Die humorlose Streberin

Selbst Anhänger beklagen ihre menschlichen Schwächen.

Er hatte sich wirklich alle Mühe gegeben, hatte die ganz alten Erinnerungen an die ersten Begegnungen an der Universität hervorgekramt und dazu Hillary-Zitate, die einfach zu herzergreifend waren, um nicht in Wahrheit gut erfunden zu sein. Bill Clinton spielte auf dem Parteitag der Demokraten wieder einmal sein ganzes Talent als großer Redner und Charmeur aus, und das alles nur mit einem einzigen Ziel: Die menschliche Seite seiner Ehefrau zu präsentieren. Doch als die Anekdoten erzählt, das Lob auf ihre "Verlässlichkeit, ihren Mut und ihre Tapferkeit" mehr als dick aufgetragen war, versuchte der Ex-Präsident das Bild von Hillary, das er zeichnen wollte, in einem Satz zusammenzufassen. Heraus kam dabei nur: "Sie ist der beste Wende-Macher (,change maker‘), den ich je getroffen habe".

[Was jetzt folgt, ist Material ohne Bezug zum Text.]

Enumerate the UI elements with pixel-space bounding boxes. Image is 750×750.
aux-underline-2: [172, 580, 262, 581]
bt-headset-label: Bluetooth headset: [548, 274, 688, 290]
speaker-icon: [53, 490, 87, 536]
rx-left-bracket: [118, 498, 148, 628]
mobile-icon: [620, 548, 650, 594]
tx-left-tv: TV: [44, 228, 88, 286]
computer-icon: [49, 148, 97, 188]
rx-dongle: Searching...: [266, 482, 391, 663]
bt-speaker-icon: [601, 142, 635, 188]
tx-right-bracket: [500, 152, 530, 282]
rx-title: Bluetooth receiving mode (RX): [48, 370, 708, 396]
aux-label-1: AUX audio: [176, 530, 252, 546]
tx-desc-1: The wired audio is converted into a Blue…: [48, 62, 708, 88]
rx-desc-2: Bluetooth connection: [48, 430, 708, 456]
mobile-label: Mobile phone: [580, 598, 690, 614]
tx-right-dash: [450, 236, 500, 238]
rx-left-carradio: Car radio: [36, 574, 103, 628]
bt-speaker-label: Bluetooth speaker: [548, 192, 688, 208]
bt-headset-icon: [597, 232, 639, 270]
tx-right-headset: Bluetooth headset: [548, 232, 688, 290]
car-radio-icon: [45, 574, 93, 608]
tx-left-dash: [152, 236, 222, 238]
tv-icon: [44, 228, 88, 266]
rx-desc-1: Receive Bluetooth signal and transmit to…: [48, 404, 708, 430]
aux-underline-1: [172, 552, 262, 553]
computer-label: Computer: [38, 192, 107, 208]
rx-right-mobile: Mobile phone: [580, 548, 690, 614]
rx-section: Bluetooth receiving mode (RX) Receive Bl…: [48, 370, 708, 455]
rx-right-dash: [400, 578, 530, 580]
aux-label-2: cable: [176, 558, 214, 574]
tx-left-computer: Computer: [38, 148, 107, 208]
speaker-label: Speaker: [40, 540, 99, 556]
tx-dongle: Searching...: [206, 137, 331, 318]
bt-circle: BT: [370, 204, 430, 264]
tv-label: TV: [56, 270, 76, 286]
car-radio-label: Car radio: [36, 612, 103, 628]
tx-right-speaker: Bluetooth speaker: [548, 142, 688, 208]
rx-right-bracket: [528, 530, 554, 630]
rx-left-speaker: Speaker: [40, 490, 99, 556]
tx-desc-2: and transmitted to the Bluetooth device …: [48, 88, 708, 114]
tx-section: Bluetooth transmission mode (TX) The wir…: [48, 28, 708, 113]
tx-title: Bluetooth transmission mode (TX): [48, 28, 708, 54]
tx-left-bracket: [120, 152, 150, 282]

"Wende-Macher": Ein spröder, technokratischer Begriff für eine Persönlichkeit, die die Mehrheit der Amerikaner nur als spröde und technokratisch erlebt haben – und das in drei Jahrzehnten ständiger Präsenz in der Öffentlichkeit. Ein Thema, das die US-Medien seit Beginn des Wahlkampfes be-schäftigt. "Warum kennen wir Hillary immer noch nicht?" fragte sich zum Auftakt des Parteitages etwa die New York Times. Es habe wohl damit zu tun, so mutmaßt das Blatt, dass Hillary in der Öffentlichkeit nur durch ihre Arbeit wahrgenommen werde. Umfragen bestätigen das. Mit Hillary werden auch von ihren Anhängern Begriffe wie "professionell", "zielorientiert", "organisiert" assoziiert. Sie wirke, urteilt die Zeitung, nicht wie eine reale Person, sondern wie ein "Avatar von irgendeiner großen Marke".

"Spaß haben"

Unermüdlich betonen Vertraute Hillarys, wie humorvoll, herzlich, warmherzig sie sei. "Mit ihr kann man wirklich Spaß haben", schilderte Marc Pacheco, Senator aus Massachusetts, kürzlich im KURIER-Interview. Die Chancen, dass sich die Amerikaner durch solche Empfehlungen nach 30 Jahren doch noch für Hillary erwärmen, sind gering.

So nüchtern und distanziert Hillarys Anhänger die Kandidatin betrachten, so fanatisch und leidenschaftlich sind ihre Gegner. Beim Parteitag der Republikaner skandierten Spitzenpolitiker auf der Bühne "ins Gefängnis mit ihr", in rechten US-Medien wird sie grundsätzlich als Lügnerin und Betrügerin bezeichnet. Selbst gesetztere rechte Kommentatoren wie der Washington-Post-Kolumnist Charles Krauthammer tragen ihre Verachtung für Clinton offen vor sich her: "Sie weiß eigentlich gar nicht, warum sie Präsidentin werden will. Sie will nur ins Weiße Haus, weil das der nächste, besser gesagt, der letzte Schritt auf der Karriereleiter ist."